❄53.BÖLÜM~KAPANMAYAN YARALAR🔥

12.8K 780 219
                                    

#Oscar & The Wolf- Joaquim

#Soner Sarıkabadayı- Yara Bandı

"Sen aklım ve kalbim arasında kalan en güzel çaresizliğimsin." 
-Cemal Süreya

53.BÖLÜM: KAPANMAYAN YARALAR


Sonunu bilmediğim bir yolda, bütün hızımla koşuyordum. Şimdiye kadar o yolun kenarlarında bir sürü acı, korku ve çaresizlik görmüştüm, hepsini tatmıştım. İhanetle de pek çok kez karşılaşmıştım fakat hiç böylesine hissetmemiştim.

İhanet bir sahnedeki oyundaydı. İhanet o sahnedeki oyunculardı. Yüzlerindeki maskeler gerçek kimliklerinin birer korumasıydı ama onların hesaba katmadığı bir şey vardı ki, her maske bir gün elbet düşerdi.

Düşmüştü düşmesine ama benim merak ettiğim, o sahnedeki oyunun sahibi kimdi?

Elimdeki kağıda bakarken belki de her şeye cevap olacak o yanıtı bilmiyordum ama ben, içinde olduğum oyun sahnesindeki en büyük oyuncunun maskesinin ardındaki yüzü görmüştüm.

Peder, yani Azat Soydan bizim tarafımızda gibi görünüyordu ama aslında düşmanlarımızdan biriydi. O sahnede rolünü en iyi oynayan kişiydi.

Bir şeyleri yeni yeni anlıyordum ve anladıkça içimdeki nefretle öfke katlanarak artıyordu. Peder, el altından babama yardım ediyordu çünkü geri dönmemi istiyordu. Zira o çok iyi biliyordu ki ben gidersem Ateş geride kalmazdı, kendi başını belaya sokmak uğruna peşimden gelirdi. Tabi yanılıyor da olabilirdi, belki de Ateş'in ne pahasına olursa olsun bırakmayacağı şey Uçurum'du ama burda önemli olan detay bu değildi.

Peder, Uçurum'un asıl varisinden kurtulmak için beni kullanıyordu.

Ama tüm bu olanların öncesinde beni Uçurum'a almayı neden kabul etmişti? Ateş'le aramızda yaşanacak ilişkiyi bilmediği zamanlardaki amacı neydi?

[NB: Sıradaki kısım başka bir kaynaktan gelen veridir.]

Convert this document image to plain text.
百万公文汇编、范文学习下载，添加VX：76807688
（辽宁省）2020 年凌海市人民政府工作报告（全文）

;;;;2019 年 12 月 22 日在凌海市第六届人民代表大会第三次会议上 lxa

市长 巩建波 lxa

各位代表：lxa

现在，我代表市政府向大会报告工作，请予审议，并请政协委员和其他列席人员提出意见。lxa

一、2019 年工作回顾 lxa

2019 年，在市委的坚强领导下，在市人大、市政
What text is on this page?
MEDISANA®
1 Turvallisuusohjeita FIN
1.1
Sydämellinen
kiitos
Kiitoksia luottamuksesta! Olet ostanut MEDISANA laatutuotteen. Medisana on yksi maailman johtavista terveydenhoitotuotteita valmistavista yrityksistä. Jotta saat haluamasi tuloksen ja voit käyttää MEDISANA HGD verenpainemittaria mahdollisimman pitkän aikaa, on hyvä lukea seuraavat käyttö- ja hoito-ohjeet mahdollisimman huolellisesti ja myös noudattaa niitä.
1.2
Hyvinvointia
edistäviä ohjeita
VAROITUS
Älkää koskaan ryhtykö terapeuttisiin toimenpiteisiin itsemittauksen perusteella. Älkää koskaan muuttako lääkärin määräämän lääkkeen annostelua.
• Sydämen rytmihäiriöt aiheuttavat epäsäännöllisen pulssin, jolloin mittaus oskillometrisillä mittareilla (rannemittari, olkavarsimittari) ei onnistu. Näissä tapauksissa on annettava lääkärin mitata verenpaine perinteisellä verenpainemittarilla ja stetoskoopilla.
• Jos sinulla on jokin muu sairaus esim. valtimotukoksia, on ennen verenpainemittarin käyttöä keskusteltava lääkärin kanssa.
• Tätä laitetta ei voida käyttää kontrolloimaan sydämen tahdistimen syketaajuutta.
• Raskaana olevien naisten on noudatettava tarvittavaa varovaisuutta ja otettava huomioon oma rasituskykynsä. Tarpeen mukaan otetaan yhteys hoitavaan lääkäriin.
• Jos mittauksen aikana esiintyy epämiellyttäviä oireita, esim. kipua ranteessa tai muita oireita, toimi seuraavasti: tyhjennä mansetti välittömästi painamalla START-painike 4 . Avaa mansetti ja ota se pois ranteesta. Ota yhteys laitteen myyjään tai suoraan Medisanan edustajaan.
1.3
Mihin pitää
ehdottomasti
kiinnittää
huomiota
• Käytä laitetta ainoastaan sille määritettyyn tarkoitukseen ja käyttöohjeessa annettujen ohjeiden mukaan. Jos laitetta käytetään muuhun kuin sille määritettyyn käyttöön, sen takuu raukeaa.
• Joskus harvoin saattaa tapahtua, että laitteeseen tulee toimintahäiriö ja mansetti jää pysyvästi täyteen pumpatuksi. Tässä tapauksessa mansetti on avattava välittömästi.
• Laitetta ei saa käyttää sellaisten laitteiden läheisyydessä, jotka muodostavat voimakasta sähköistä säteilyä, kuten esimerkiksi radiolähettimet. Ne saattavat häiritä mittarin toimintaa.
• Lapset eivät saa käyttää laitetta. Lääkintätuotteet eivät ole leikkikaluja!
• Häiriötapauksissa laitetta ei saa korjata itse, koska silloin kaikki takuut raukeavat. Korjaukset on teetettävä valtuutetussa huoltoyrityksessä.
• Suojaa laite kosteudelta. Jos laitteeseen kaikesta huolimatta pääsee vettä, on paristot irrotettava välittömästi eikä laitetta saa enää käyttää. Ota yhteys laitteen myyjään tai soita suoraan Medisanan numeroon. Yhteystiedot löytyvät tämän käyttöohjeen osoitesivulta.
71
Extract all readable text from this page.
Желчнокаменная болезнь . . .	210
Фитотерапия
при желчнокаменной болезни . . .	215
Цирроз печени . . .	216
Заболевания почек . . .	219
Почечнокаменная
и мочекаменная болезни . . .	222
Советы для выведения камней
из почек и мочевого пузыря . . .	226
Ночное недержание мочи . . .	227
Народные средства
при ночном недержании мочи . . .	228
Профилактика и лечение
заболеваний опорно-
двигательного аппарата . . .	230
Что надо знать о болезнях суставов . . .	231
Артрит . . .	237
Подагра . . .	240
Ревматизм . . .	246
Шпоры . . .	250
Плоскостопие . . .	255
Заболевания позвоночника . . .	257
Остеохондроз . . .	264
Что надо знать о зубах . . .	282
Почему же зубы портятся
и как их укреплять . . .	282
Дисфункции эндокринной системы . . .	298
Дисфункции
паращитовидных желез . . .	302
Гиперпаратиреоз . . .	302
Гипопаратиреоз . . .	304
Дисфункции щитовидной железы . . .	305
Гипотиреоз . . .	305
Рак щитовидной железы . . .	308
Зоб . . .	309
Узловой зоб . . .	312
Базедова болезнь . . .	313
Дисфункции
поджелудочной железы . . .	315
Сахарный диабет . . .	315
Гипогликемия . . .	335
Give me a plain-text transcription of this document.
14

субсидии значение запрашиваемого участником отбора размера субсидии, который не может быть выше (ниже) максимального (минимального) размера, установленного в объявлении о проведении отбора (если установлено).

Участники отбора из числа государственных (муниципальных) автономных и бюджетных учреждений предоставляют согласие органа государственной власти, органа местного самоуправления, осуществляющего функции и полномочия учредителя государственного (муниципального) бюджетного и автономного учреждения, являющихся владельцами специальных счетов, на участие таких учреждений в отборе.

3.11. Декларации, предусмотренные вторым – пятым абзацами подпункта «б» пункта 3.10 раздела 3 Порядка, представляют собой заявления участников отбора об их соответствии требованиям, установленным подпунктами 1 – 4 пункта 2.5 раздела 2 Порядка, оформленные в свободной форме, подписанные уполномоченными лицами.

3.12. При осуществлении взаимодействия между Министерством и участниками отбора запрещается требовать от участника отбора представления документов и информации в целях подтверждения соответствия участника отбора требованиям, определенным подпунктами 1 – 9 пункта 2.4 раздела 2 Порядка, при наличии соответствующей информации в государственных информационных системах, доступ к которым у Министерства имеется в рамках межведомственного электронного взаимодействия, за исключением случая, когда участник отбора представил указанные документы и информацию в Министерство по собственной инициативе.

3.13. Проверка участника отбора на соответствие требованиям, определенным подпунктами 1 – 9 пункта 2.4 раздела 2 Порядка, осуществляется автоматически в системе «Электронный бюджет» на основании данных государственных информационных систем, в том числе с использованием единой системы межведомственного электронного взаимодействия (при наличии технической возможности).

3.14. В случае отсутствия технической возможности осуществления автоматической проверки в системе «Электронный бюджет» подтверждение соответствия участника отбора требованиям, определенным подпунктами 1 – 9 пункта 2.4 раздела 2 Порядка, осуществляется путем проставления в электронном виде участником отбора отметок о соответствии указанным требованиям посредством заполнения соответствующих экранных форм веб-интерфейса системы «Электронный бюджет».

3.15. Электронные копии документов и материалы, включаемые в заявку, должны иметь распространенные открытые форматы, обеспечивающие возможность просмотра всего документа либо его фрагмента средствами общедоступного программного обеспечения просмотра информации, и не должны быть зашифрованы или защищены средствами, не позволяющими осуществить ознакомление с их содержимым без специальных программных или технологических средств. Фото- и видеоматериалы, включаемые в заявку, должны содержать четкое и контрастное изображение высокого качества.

Paramparçaydım. O kadar dağılmış haldeydim ki, bundan sonra her şeyin düzelme ve güzel olma ihtimali imkansızdan bile uzak geliyordu.

Gözlerimi sıkıca yumup açtıktan sonra elimdeki kağıdı bırakmadan kolumu aşağı indirdim. Bakışlarım direkt olarak Sarp'ı buldu, ifadesi alaylıydı ve içinde olduğum bu kaos ona gerçekten zevk veriyordu.

"Herkes sana neden bu kadar çok güveniyor?" diye sordum rahatça. "Ne bok olduğunu kimse bilmiyor mu?"

Bu tutanakların onda işi neydi? Bu kadarı gerçekten çok fazlaydı. Sarp herkesle iş birliği içerisindeydi. Tüm örgütlerin desteği üzerindeydi ve bunu nasıl başarmıştı, hiçbir fikrim yoktu.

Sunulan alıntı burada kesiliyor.